I'm trying to understand how they solved this exercise.
I understood the first step of the answer obviously, but i'm a little confused about the second step. Would anyone please be able to provide some extra steps on how exactly they arrived to that equation and what properties and equations they used? Thank you.

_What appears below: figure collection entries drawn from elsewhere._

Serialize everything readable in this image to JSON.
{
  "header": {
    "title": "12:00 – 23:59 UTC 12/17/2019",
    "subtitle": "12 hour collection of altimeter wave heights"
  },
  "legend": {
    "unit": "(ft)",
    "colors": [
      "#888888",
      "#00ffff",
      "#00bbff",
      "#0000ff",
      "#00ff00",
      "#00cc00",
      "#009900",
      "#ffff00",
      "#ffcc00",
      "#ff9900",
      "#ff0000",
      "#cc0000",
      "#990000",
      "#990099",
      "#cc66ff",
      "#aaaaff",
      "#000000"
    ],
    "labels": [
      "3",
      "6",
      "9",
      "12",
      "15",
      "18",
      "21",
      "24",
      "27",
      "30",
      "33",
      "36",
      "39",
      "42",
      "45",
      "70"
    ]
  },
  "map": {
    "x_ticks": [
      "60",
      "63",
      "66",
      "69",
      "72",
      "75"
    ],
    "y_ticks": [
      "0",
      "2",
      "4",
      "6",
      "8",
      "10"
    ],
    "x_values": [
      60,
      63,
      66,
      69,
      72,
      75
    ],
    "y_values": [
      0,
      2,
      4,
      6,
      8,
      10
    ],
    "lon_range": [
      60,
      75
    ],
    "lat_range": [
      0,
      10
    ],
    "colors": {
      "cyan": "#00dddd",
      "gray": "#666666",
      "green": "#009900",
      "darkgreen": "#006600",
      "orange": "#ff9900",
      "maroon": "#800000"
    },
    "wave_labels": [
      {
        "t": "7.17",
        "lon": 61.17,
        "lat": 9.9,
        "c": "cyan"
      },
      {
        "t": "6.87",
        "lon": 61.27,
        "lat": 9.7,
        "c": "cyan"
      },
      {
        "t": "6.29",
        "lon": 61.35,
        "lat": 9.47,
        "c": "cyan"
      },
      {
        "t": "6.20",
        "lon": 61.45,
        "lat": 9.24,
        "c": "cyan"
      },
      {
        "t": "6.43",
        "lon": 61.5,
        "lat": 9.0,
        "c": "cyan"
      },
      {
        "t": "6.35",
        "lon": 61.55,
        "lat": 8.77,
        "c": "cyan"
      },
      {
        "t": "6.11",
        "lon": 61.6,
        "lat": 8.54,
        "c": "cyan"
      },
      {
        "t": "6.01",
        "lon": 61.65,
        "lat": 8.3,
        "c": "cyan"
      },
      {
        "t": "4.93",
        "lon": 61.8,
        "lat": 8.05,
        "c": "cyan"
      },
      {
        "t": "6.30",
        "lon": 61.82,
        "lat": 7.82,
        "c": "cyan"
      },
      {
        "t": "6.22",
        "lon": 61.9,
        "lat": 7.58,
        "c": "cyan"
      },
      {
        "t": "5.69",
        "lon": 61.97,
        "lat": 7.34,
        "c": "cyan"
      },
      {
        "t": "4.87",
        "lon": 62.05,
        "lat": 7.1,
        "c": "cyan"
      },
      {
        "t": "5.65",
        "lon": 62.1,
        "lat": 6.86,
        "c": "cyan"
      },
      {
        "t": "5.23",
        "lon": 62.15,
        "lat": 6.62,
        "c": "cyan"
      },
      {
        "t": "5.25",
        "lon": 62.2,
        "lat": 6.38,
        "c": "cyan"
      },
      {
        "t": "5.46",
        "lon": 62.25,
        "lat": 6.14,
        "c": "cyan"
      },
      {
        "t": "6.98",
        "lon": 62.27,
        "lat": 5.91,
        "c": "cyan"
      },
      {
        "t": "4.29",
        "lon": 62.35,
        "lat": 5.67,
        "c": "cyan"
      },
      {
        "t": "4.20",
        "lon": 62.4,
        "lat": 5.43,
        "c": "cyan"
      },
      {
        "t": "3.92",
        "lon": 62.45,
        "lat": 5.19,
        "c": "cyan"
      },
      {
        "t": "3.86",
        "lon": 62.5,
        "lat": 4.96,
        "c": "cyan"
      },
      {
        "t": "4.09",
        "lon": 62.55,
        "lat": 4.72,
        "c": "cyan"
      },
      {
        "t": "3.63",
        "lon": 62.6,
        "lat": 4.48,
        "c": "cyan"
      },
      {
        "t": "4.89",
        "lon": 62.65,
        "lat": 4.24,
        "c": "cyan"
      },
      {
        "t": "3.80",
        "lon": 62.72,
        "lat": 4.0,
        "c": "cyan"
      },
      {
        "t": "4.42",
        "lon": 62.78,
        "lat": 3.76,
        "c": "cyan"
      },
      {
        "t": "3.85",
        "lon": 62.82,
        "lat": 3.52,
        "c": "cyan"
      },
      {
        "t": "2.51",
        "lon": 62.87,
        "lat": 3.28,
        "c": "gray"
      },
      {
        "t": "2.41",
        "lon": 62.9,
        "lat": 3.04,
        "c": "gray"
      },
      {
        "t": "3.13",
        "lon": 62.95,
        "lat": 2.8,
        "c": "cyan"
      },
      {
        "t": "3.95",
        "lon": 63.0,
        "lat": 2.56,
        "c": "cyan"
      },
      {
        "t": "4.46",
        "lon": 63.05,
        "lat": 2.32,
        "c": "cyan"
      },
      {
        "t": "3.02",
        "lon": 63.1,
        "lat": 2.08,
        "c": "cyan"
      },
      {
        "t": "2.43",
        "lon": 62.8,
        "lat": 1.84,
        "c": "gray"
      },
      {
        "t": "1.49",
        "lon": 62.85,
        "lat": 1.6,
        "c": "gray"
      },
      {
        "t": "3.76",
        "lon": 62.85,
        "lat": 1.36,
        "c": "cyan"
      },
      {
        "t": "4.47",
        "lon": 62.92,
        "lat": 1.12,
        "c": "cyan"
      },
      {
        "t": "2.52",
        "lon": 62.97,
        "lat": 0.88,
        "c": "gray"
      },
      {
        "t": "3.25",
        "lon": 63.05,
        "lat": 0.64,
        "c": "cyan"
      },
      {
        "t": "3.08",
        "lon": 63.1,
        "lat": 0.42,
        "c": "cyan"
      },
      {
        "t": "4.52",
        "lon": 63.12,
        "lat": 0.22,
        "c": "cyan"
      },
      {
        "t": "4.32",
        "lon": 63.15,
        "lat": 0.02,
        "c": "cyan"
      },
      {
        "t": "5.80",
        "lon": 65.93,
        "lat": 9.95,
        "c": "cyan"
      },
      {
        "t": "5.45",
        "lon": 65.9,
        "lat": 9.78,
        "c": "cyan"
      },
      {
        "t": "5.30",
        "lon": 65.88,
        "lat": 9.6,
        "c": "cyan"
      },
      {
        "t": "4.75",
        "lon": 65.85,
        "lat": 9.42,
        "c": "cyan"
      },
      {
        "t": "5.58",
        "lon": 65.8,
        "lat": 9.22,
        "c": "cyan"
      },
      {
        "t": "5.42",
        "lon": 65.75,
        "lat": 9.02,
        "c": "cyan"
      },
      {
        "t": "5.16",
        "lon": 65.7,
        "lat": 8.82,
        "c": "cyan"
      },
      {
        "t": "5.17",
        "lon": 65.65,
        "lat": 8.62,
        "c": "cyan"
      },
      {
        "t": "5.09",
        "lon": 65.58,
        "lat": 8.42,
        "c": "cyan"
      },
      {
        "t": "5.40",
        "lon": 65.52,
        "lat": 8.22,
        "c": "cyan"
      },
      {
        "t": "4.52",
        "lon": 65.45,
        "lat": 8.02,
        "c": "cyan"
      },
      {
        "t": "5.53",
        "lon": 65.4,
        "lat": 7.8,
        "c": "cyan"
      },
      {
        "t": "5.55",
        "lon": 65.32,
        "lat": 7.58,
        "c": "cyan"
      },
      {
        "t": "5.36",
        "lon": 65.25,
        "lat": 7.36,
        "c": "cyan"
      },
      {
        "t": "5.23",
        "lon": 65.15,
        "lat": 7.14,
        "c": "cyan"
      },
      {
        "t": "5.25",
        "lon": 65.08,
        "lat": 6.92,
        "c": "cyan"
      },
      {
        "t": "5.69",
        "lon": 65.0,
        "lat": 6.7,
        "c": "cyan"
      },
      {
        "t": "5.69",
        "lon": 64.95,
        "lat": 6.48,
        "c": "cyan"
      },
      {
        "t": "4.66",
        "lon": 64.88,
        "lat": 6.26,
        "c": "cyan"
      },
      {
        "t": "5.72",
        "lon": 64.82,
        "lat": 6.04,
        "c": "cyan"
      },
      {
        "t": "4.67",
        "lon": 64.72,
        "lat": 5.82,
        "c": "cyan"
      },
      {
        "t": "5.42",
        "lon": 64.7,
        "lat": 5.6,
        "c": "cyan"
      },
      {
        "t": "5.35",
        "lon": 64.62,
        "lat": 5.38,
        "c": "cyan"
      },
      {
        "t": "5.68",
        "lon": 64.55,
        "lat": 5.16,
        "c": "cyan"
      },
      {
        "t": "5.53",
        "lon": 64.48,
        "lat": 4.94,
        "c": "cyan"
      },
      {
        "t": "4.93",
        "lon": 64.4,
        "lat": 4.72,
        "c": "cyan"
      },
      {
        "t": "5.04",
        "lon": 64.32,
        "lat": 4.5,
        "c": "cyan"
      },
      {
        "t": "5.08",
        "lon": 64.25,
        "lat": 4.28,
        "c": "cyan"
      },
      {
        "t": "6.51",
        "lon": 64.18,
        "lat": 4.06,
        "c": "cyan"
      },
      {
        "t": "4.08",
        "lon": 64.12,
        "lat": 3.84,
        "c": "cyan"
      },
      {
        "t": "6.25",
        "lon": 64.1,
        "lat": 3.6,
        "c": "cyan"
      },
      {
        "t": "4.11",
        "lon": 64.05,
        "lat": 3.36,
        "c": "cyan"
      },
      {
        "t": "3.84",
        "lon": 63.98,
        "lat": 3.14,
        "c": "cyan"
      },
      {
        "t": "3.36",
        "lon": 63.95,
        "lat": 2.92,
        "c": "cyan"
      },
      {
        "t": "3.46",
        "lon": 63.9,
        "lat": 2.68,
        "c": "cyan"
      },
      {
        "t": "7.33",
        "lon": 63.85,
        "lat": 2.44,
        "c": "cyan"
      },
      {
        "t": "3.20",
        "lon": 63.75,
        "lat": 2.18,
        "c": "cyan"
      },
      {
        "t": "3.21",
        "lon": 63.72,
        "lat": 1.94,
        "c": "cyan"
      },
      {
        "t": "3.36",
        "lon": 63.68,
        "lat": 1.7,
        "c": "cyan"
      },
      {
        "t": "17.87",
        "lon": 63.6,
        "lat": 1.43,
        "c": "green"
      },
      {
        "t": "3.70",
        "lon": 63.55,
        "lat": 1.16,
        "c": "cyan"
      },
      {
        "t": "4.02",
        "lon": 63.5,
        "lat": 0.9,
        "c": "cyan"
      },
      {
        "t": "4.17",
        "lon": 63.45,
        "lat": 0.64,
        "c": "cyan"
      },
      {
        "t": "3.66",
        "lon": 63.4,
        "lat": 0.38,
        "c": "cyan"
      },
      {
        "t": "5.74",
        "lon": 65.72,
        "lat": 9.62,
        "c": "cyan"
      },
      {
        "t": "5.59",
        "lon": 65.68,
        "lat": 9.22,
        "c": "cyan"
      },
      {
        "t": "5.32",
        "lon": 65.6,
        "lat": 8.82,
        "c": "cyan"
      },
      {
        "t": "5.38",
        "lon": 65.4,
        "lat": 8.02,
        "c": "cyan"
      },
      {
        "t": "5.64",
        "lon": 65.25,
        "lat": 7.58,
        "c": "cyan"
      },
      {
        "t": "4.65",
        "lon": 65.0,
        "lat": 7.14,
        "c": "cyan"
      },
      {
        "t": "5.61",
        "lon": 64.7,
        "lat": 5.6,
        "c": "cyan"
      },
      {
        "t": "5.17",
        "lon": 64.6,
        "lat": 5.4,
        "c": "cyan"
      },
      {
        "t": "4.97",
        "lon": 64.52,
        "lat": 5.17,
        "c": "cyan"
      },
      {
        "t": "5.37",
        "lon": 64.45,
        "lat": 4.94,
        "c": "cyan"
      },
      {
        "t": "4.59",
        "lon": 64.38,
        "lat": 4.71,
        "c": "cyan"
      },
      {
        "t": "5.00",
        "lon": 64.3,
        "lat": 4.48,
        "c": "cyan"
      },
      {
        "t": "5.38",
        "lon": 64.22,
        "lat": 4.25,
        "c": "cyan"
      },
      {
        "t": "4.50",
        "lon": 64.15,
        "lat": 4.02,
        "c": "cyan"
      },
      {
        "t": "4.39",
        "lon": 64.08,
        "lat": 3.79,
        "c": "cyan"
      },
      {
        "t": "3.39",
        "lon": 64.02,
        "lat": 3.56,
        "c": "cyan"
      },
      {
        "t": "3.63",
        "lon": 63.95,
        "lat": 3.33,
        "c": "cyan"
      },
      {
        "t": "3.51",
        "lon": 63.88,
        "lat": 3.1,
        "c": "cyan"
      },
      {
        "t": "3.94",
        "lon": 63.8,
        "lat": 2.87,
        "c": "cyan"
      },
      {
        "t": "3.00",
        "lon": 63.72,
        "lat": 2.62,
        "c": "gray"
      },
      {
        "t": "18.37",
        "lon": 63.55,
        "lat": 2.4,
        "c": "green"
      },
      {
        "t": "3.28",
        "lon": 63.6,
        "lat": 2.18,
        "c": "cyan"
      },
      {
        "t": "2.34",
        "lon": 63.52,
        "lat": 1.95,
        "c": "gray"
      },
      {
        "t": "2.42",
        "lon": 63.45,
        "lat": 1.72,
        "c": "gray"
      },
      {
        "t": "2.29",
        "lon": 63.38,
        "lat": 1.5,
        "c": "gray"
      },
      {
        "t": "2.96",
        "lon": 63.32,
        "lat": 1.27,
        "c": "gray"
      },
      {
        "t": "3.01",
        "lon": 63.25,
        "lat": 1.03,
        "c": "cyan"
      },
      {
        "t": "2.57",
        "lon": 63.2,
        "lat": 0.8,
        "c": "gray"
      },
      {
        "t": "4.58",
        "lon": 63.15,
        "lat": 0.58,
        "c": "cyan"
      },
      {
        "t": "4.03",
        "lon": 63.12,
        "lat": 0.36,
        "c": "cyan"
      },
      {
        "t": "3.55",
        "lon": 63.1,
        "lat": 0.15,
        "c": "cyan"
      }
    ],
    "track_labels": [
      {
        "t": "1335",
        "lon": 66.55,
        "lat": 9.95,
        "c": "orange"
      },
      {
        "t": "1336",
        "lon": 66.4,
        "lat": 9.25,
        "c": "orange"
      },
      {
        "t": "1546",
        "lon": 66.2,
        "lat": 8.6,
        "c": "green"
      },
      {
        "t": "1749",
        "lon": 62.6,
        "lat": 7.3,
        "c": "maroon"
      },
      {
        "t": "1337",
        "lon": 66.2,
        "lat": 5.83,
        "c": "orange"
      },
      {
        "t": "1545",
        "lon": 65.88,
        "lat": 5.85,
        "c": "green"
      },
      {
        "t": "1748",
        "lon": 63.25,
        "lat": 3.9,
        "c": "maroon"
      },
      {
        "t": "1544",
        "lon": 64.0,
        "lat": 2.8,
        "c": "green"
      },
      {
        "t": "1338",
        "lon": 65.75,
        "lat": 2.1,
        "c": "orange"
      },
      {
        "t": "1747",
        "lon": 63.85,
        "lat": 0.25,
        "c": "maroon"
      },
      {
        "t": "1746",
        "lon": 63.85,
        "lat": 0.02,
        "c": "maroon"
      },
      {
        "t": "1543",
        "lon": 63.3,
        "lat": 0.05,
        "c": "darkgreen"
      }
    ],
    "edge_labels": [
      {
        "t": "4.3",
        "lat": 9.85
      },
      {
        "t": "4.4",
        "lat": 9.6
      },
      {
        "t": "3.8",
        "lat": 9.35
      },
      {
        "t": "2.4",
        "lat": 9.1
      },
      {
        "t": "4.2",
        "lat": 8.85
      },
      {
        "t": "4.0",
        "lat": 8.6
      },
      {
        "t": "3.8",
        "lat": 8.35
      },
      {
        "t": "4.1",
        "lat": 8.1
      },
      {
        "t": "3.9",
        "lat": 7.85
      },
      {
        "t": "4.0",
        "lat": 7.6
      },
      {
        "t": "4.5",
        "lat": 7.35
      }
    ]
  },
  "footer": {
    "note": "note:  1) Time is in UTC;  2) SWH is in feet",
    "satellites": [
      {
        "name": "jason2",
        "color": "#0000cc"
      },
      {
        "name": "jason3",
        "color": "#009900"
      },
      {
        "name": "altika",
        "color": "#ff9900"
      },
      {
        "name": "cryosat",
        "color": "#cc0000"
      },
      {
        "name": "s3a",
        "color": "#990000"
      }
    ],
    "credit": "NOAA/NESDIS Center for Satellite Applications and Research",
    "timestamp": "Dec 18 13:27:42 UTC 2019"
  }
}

$$\begin{align}\mathbb{V}[Z]&=\mathbb V[-X+3Y]\\[1ex]&=\mathbb{V}[X]+9\,\mathbb{V}[Y]-2\cdot3\cdot \mathbb{Cov}[X,Y]\\[1ex]&=\sigma^2(1+9)-6\,\mathbb{Cov}[X,Y]\\[2ex]34&=\sigma^2(1+9)+12\\[2ex]\sigma^2&=\frac{34-12}{10}\\[1ex]&=2.2\end{align}$$
This is because: $$\begin{align}\mathbb{V}[aX+bY]&=\mathbb{E}[(aX+bY)^2]-\mathbb{E}[aX+bY]^2\\[1ex]&={\mathbb{E}[a^2X^2]+\mathbb{E}[b^2Y^2]+\mathbb{E}[2abXY]\\-\mathbb{E}[aX]^2-\mathbb{E}[bY]^2-2\,\mathbb{E}[aX]\,\mathbb{E}[bY]}\\[1ex]&={{(\mathbb{E}[a^2X^2]-\mathbb{E}[aX]^2)}\\+{(\mathbb{E}[b^2Y^2]-\mathbb{E}[bY]^2)}\\+{(\mathbb{E}[2abXY]-2\,\mathbb{E}[aX]\,\mathbb{E}[bY])}}\\[1ex]&=a^2\,\mathbb{V}[X]+b^2\,\mathbb{V}[Y]+2ab\,\mathbb{Cov}[X,Y]\end{align}$$